Kilimanjaro

Kilimanjaro
Mount Kilimanjaro, located in the eastern area of Tanzania, is the tallest freestanding mountain in the world. From base to summit, Kilimanjaro stands over 15,000 feet tall. The mountain has three volcanic cones named Kibo, Mawenzi, and Shira, though it is no longer an active volcano. Although Kilimanjaro’s etymology is unknown, many linguists posit that it is a composite of Swahili and Kichagga words that when combined mean “white mountain”. Mount Kilimanjaro is a very popular tourist locale. There are quite a few paths that visitors can use in order to scale the mountain. Because of its height and majesty, Kilimanjaro will continue to attract visitors eager to make the difficult climb.

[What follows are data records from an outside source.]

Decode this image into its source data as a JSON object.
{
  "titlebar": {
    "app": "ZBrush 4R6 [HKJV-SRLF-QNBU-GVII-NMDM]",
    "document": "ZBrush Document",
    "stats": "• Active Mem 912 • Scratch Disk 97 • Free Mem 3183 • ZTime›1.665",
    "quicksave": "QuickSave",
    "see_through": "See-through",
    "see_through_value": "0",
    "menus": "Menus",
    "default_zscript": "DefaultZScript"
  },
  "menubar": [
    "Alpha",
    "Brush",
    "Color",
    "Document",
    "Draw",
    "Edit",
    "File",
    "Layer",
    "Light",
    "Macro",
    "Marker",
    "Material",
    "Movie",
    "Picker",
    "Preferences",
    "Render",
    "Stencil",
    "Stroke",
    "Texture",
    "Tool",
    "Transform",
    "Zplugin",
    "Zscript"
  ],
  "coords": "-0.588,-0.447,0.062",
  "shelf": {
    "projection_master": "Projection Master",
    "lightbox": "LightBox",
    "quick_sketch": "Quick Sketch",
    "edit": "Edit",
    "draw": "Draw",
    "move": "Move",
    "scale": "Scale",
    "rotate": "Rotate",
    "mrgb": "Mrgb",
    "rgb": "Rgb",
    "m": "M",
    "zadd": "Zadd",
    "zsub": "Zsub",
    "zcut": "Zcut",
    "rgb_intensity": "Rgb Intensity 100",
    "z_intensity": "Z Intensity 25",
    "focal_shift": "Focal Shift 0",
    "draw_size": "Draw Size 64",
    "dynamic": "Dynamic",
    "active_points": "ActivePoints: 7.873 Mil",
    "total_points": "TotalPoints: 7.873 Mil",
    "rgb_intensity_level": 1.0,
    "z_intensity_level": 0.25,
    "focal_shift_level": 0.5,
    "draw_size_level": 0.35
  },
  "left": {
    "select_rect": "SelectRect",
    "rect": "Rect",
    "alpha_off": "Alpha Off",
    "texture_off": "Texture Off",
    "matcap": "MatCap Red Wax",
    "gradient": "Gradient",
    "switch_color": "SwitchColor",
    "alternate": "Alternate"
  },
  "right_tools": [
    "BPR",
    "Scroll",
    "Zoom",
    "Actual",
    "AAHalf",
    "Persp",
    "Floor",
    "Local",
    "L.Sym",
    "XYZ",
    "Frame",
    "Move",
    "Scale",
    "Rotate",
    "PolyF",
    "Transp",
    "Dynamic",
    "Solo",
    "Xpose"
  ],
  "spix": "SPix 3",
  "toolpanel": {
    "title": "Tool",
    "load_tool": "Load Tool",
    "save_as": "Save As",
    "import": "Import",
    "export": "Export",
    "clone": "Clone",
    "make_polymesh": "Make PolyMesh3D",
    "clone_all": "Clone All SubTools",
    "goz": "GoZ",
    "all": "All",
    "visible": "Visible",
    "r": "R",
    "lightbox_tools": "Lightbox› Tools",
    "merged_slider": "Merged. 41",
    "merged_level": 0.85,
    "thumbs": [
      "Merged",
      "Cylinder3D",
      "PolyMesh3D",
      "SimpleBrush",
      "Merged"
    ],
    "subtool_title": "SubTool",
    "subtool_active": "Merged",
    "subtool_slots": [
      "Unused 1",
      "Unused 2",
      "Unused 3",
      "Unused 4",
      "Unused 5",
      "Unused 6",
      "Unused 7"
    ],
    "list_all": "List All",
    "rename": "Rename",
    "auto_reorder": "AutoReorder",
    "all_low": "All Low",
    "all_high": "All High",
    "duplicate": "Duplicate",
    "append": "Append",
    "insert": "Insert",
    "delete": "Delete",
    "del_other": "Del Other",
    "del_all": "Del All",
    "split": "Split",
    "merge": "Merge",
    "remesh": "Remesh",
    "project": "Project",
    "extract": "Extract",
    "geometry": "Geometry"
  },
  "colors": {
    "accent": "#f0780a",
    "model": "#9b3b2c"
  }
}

Kilimanjaro was formed approximately o­ne million years ago from lava that flowed freely from the Rift Valley. Although the mountain has played a major part in the agriculture and culture of the indigenous people for hundreds of years, the British first mapped it in 1963. The first tourist maps were published in 1989. Despite this, the first recorded ascent occurred in 1889. The Tanzania government has issued climbing guidelines in order to prepare individuals for the difficulty of the climb. The high attitude and low temperatures can cause breathing difficulties, headaches, and high altitude pulmonary edema. However, people who are physically fit and take the proper emergency precautions should be able to reach the summit.

Kilimanjaro
Because of its incredible height, Kilimanjaro has unique vegetation. Plant life o­n the mountain has evolved in order to adapt to extreme altitudes and varying temperatures. Kilimanjaro has a number of different forest and herbivore species that inhabit them.

Kilimanjaro is a natural marvel. In addition to being a dormant volcano, the mountain nurtures a diverse array of plant and animal life. It offers a wealth of opportunities for those with an adventurous spirit.